All British troops may be gone from Iraq by the end of 2007 as Iraq's army and police gradually assume security responsibility, Iraqi President Jalal Talabani said Tuesday.
Talabani was speaking after meeting British Foreign Secretary Margaret Beckett, who is in Iraq on her first official visit.
"In my personal opinion, by the end of 2007," Talabani said, when asked at a news conference when he thought Britain's 7,000-strong force in the Shi'ite south could go home.
"By then we will have achieved good success in building our forces," he added.
London and Washington see the build-up of Iraq's security forces, now numbering close to 300,000, including troops and police, as key to the withdrawal of the mainly American combined forces of about 150,000.
Beckett would not be drawn into offering a timetable for the withdrawal of all British troops and emphasized that Talabani was just giving a personal opinion. Britain has said it aims to cut its force by half next year.
"The president is not setting a deadline," she said, adding that the handover of territory to Iraqi forces will be dictated by conditions on the ground and as Iraqis build more strength.
"These are circumstances which we will have to judge over time," she said.
British officials said Beckett, who took office in May, was principally on a fact-finding mission to assess the situation.
Army command to be transfered
Earlier, after a meeting with Deputy Prime Minister Barham Salih, Beckett said Britain was determined that Iraqis take over responsibility for security.
Salih said that by the end of this year nearly half of Iraq's 18 provinces would be under control of the Iraqi security forces and that a delayed transfer of command of Iraq's armed forces to Iraqis would take place this week.
An Iraqi government spokesman on Monday said the United States and Iraq hope to sign an agreement by next week to hand operational command of Iraq's new army to Prime Minister Nuri al-Maliki, after wrangles on wording had held up the accord.

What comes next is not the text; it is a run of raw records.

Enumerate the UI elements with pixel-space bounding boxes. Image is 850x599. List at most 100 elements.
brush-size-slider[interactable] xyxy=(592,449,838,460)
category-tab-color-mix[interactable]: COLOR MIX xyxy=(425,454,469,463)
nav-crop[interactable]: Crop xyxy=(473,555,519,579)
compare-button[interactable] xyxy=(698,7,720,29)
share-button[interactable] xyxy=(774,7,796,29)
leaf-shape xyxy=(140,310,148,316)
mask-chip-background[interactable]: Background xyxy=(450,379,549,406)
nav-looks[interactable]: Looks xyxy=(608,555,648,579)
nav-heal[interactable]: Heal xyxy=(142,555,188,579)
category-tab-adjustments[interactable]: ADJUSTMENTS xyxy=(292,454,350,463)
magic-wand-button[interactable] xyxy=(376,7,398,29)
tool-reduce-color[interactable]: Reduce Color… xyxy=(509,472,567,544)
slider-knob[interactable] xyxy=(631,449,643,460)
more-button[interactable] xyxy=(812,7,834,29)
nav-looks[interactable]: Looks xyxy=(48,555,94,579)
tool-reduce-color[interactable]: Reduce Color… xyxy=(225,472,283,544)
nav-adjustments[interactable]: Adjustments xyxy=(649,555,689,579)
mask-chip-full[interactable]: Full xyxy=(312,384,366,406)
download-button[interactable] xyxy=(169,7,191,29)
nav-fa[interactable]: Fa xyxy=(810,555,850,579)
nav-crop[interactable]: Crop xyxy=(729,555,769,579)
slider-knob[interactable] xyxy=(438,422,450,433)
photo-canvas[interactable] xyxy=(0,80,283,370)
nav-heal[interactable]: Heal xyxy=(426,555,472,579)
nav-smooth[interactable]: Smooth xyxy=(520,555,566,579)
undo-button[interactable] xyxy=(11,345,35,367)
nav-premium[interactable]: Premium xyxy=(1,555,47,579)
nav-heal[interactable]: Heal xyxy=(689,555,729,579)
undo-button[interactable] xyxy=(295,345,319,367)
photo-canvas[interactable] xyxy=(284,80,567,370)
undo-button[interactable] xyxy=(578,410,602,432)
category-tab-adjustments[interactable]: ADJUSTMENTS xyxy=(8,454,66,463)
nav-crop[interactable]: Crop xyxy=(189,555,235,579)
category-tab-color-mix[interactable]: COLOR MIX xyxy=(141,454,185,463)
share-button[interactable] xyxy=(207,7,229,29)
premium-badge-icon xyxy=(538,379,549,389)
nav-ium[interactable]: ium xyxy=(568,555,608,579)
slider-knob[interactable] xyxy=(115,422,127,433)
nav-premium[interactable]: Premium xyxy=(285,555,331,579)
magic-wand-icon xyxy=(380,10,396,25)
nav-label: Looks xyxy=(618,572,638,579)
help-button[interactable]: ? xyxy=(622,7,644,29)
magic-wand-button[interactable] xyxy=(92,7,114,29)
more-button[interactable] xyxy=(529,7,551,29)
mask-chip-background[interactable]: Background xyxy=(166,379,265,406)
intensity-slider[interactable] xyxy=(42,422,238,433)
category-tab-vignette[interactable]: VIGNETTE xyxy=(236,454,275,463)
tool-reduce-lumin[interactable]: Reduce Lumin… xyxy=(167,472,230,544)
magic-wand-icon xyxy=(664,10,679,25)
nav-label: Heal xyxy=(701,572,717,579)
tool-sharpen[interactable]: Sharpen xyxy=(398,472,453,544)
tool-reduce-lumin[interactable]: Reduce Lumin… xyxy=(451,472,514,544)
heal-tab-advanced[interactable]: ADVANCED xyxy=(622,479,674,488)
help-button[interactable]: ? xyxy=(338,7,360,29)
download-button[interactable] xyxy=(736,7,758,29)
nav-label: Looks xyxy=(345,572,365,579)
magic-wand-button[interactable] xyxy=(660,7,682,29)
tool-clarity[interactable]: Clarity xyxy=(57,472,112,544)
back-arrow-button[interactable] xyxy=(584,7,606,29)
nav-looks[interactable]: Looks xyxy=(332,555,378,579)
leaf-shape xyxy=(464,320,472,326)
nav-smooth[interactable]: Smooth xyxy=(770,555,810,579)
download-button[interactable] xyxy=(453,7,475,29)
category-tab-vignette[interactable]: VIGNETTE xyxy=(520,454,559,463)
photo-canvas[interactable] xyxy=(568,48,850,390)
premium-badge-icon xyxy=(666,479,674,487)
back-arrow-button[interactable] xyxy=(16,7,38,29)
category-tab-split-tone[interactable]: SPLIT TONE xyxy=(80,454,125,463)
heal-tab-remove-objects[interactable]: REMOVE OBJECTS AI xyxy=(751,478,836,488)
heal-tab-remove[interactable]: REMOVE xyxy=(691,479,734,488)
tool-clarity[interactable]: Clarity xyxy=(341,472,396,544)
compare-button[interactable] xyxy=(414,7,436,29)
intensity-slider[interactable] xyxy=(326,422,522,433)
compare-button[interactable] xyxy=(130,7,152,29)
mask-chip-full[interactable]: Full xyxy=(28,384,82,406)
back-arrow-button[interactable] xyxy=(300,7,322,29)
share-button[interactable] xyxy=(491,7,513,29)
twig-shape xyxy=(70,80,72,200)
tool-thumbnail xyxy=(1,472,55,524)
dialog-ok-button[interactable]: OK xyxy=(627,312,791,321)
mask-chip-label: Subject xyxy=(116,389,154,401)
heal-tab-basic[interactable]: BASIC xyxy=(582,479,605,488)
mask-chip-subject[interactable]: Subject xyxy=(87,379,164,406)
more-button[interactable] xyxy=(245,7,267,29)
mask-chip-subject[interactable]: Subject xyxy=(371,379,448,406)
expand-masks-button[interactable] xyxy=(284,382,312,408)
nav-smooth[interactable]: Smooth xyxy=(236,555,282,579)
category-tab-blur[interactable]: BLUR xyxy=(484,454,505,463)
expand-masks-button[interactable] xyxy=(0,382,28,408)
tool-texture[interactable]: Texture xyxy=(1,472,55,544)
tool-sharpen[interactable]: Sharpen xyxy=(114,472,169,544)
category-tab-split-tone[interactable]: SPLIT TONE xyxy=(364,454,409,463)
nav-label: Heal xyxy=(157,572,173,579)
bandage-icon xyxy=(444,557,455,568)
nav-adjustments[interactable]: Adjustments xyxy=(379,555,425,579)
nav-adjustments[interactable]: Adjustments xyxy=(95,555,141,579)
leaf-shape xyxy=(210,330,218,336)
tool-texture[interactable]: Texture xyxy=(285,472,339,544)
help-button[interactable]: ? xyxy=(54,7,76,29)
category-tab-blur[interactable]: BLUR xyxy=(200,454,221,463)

A handover ceremony set for Saturday was delayed over disagreements between Baghdad and Washington over the wording of a document outlining their armies' new relationship.
Denying there had ever been serious disagreement, government spokesman Ali al-Dabbagh said: "Both sides have agreed on the main issues. I think the document is ready to be signed, probably by the end of this week or early next week."
He said all remaining disagreements were "technicalities."
The agreement, which the US military says is a key step towards Iraq taking responsibility for its security, lays out a gradual transfer of command from US forces to Iraqi units.
Under the timetable, every two weeks command of Iraqi units meeting certain criteria would be transferred until, by April 1, Iraqi troops in even the Sunni insurgent strongholds of Ramadi and Falluja would no longer be under US command, Dabbagh said.
In parallel with this, control of security is being handed over province by province to Iraqi leaders, a process Dabbagh said would largely be complete this year, requiring US forces then to receive approval for any movements across the country.